Signs/symptoms of mild to moderate hypothermia in dogs include:

  • Excessive shivering

  • Muscle stiffness

  • Lethargy

  • Difficulty walking

  • Pale gums

  • Cool body surfaces

  • Confusion

As hypothermia worsens, dogs will:

  • Stop shivering

  • Collapse

  • Have fixed and dilated pupils

  • Develop slow and irregular heart and breathing rates

  • Become comatose

  • Potentially die

Mild Hypothermia

At this point, you may notice that a hypothermic dog’s extremities (ears, legs, feet, paws) appear somewhat pale and feel cool to the touch. While this physiological response can certainly help a dog survive, it does increase the risk that they’ll suffer from frostbite as time goes on.

Look for:

  • Cold areas of the body, especially the extremities (ears, legs, feet, paws)

Moderate Hypothermia

To generate extra heat, a dog with mild to moderate hypothermia will shiver, and their muscles will become tense. This muscular activity produces warmth, but it can also make a dog’s movements stiff and clumsy.

At this point, a hypothermic dog may become sluggish and seem confused.

Look for:

  • Shivering

  • Stiff or clumsy movements; difficulty walking

  • Sluggishness

  • Seeming confused

  • Pale gums

Severe Hypothermia

As severe hypothermia sets in, a dog will stop shivering because their muscle cells have run out of energy.

Once shivering stops, the dog’s body temperature may begin to rapidly drop.

The chemical reactions that are necessary for normal body functioning in a dog will slow down or stop altogether. The dog’s heart rate slows and becomes erratic, and their breathing slows. As oxygen levels drop in the bloodstream, the dog will become increasingly lethargic and unresponsive.
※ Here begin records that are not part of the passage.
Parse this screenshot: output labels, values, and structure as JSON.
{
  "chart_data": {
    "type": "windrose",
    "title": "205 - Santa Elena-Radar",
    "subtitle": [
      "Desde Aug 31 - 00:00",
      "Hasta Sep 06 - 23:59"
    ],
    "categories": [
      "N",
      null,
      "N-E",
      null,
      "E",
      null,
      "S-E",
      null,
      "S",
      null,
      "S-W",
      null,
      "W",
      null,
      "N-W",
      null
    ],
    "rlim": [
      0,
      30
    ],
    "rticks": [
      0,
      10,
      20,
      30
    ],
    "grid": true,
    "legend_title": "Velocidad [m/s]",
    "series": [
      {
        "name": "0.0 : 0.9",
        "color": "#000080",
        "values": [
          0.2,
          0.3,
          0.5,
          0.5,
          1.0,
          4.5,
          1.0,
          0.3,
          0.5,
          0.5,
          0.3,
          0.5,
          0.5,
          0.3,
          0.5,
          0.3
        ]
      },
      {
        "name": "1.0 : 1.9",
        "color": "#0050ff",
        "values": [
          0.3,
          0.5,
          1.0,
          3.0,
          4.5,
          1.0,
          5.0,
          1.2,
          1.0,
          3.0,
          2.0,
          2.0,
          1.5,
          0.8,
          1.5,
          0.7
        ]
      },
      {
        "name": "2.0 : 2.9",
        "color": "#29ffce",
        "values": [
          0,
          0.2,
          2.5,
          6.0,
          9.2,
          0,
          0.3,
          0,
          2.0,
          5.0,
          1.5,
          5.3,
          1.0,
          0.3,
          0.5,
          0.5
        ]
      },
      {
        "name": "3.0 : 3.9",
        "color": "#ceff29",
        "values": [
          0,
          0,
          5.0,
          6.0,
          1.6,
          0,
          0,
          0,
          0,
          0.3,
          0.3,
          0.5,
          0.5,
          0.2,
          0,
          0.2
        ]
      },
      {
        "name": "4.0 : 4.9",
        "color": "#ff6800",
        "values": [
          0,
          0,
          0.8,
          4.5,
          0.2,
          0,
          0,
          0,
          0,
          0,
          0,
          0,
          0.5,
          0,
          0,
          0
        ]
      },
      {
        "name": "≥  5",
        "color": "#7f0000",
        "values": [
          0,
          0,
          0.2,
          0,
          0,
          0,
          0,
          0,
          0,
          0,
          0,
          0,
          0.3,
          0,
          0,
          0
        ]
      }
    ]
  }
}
Eventually shock, organ failure, coma, and death will follow.

Look for:

  • Shivering that has stopped

  • Rapid drop in body temperature

  • Slower breathing

  • Collapsing

  • Lethargic and/or unresponsive

  • Fixed and dilated pupils

Treatment for Dog Hypothermia

Dogs with hypothermia need to be rewarmed, but the process should occur gradually. Think “warm,” not “hot.”
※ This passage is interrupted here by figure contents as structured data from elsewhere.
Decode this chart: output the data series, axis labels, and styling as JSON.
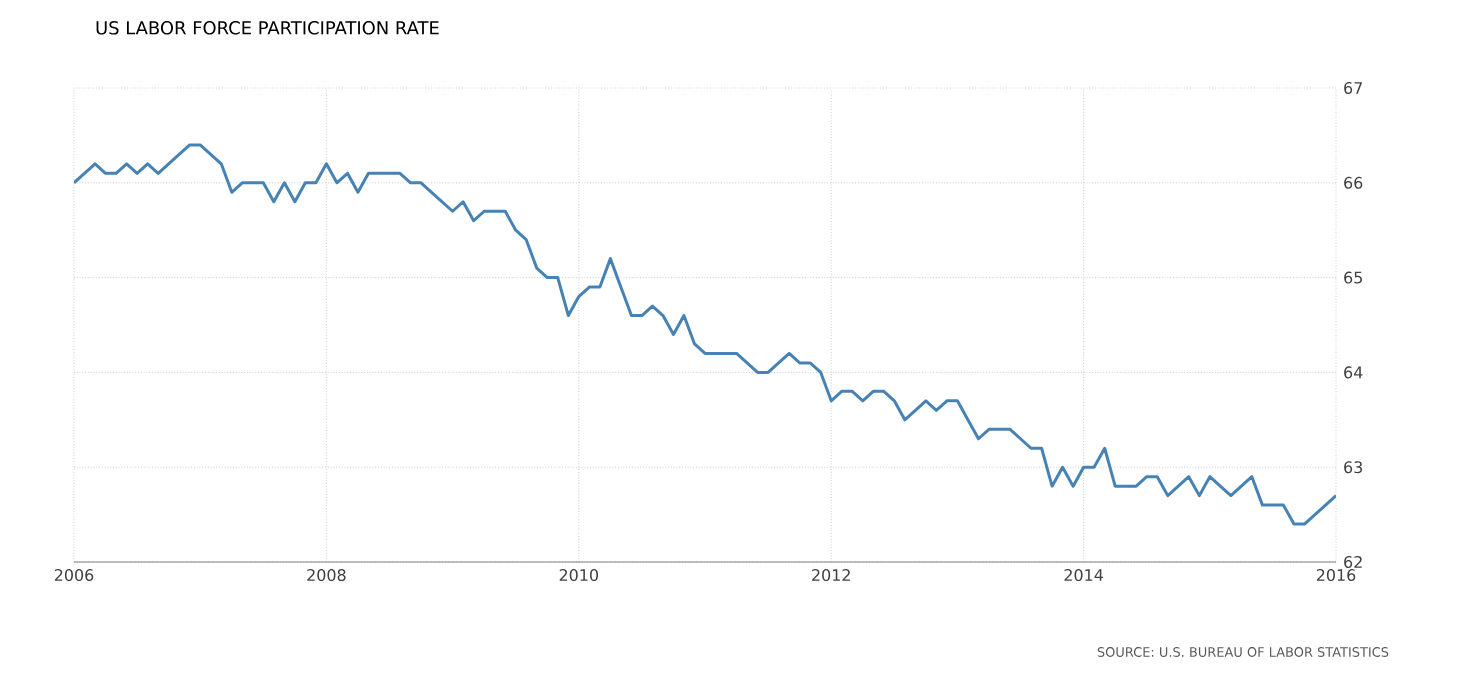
{
  "chart_data": {
    "type": "line",
    "title": "US LABOR FORCE PARTICIPATION RATE",
    "annotations": [
      "SOURCE: U.S. BUREAU OF LABOR STATISTICS"
    ],
    "x": [
      2006.0,
      2006.083,
      2006.167,
      2006.25,
      2006.333,
      2006.417,
      2006.5,
      2006.583,
      2006.667,
      2006.75,
      2006.833,
      2006.917,
      2007.0,
      2007.083,
      2007.167,
      2007.25,
      2007.333,
      2007.417,
      2007.5,
      2007.583,
      2007.667,
      2007.75,
      2007.833,
      2007.917,
      2008.0,
      2008.083,
      2008.167,
      2008.25,
      2008.333,
      2008.417,
      2008.5,
      2008.583,
      2008.667,
      2008.75,
      2008.833,
      2008.917,
      2009.0,
      2009.083,
      2009.167,
      2009.25,
      2009.333,
      2009.417,
      2009.5,
      2009.583,
      2009.667,
      2009.75,
      2009.833,
      2009.917,
      2010.0,
      2010.083,
      2010.167,
      2010.25,
      2010.333,
      2010.417,
      2010.5,
      2010.583,
      2010.667,
      2010.75,
      2010.833,
      2010.917,
      2011.0,
      2011.083,
      2011.167,
      2011.25,
      2011.333,
      2011.417,
      2011.5,
      2011.583,
      2011.667,
      2011.75,
      2011.833,
      2011.917,
      2012.0,
      2012.083,
      2012.167,
      2012.25,
      2012.333,
      2012.417,
      2012.5,
      2012.583,
      2012.667,
      2012.75,
      2012.833,
      2012.917,
      2013.0,
      2013.083,
      2013.167,
      2013.25,
      2013.333,
      2013.417,
      2013.5,
      2013.583,
      2013.667,
      2013.75,
      2013.833,
      2013.917,
      2014.0,
      2014.083,
      2014.167,
      2014.25,
      2014.333,
      2014.417,
      2014.5,
      2014.583,
      2014.667,
      2014.75,
      2014.833,
      2014.917,
      2015.0,
      2015.083,
      2015.167,
      2015.25,
      2015.333,
      2015.417,
      2015.5,
      2015.583,
      2015.667,
      2015.75,
      2015.833,
      2015.917,
      2016.0
    ],
    "series": [
      {
        "color": "#4682b4",
        "values": [
          66.0,
          66.1,
          66.2,
          66.1,
          66.1,
          66.2,
          66.1,
          66.2,
          66.1,
          66.2,
          66.3,
          66.4,
          66.4,
          66.3,
          66.2,
          65.9,
          66.0,
          66.0,
          66.0,
          65.8,
          66.0,
          65.8,
          66.0,
          66.0,
          66.2,
          66.0,
          66.1,
          65.9,
          66.1,
          66.1,
          66.1,
          66.1,
          66.0,
          66.0,
          65.9,
          65.8,
          65.7,
          65.8,
          65.6,
          65.7,
          65.7,
          65.7,
          65.5,
          65.4,
          65.1,
          65.0,
          65.0,
          64.6,
          64.8,
          64.9,
          64.9,
          65.2,
          64.9,
          64.6,
          64.6,
          64.7,
          64.6,
          64.4,
          64.6,
          64.3,
          64.2,
          64.2,
          64.2,
          64.2,
          64.1,
          64.0,
          64.0,
          64.1,
          64.2,
          64.1,
          64.1,
          64.0,
          63.7,
          63.8,
          63.8,
          63.7,
          63.8,
          63.8,
          63.7,
          63.5,
          63.6,
          63.7,
          63.6,
          63.7,
          63.7,
          63.5,
          63.3,
          63.4,
          63.4,
          63.4,
          63.3,
          63.2,
          63.2,
          62.8,
          63.0,
          62.8,
          63.0,
          63.0,
          63.2,
          62.8,
          62.8,
          62.8,
          62.9,
          62.9,
          62.7,
          62.8,
          62.9,
          62.7,
          62.9,
          62.8,
          62.7,
          62.8,
          62.9,
          62.6,
          62.6,
          62.6,
          62.4,
          62.4,
          62.5,
          62.6,
          62.7
        ]
      }
    ],
    "xlim": [
      2006,
      2016
    ],
    "ylim": [
      62,
      67
    ],
    "xticks": [
      2006,
      2008,
      2010,
      2012,
      2014,
      2016
    ],
    "yticks": [
      62,
      63,
      64,
      65,
      66,
      67
    ],
    "grid": true,
    "marker": "none",
    "line_style": "solid"
  }
}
Do not use a heating pad, as it gives off excessive heat that can lead to burns, or it can direct too much blood flow towards the skin, which can worsen shock.

How to Slowly Warm a Hypothermic Dog

Here’s what to do if your dog has hypothermia:

  1. Get your dog into a warm building or vehicle.

  2. Wrap them in blankets, towels, coats, etc. If you can, warm up some blankets on a radiator, in a clothes dryer, or using a hairdryer.

  3. Place bottles of warm water/hot pack next to your dog, but always keep a couple layers of fabric between the bottle/pack and your dog’s skin.

  4. Get to the nearest veterinary office immediately

Prevention of Hypothermia

Here's how to prevent hypothermia:

  1. Get a good fitting vest. It is important that the vest is tight around the chest and stomach area. This is where the vitals of a dog are. A loose vests allow for heat to escape more easily.
  2. Bring and use a portable heater for your dog. A portable heater can literally save a dog's life if it begins to go into hypothermia or shows signs of hypothermia.
  3.  Make sure you dog has eaten. Food is warmth. Give your dog treats throughout the hunt.
  4. Monitor your dog continuously. If you dog starts to show signs or symptoms begin treatment or prevention. If your dog doesn't want to get into the water, don't make it.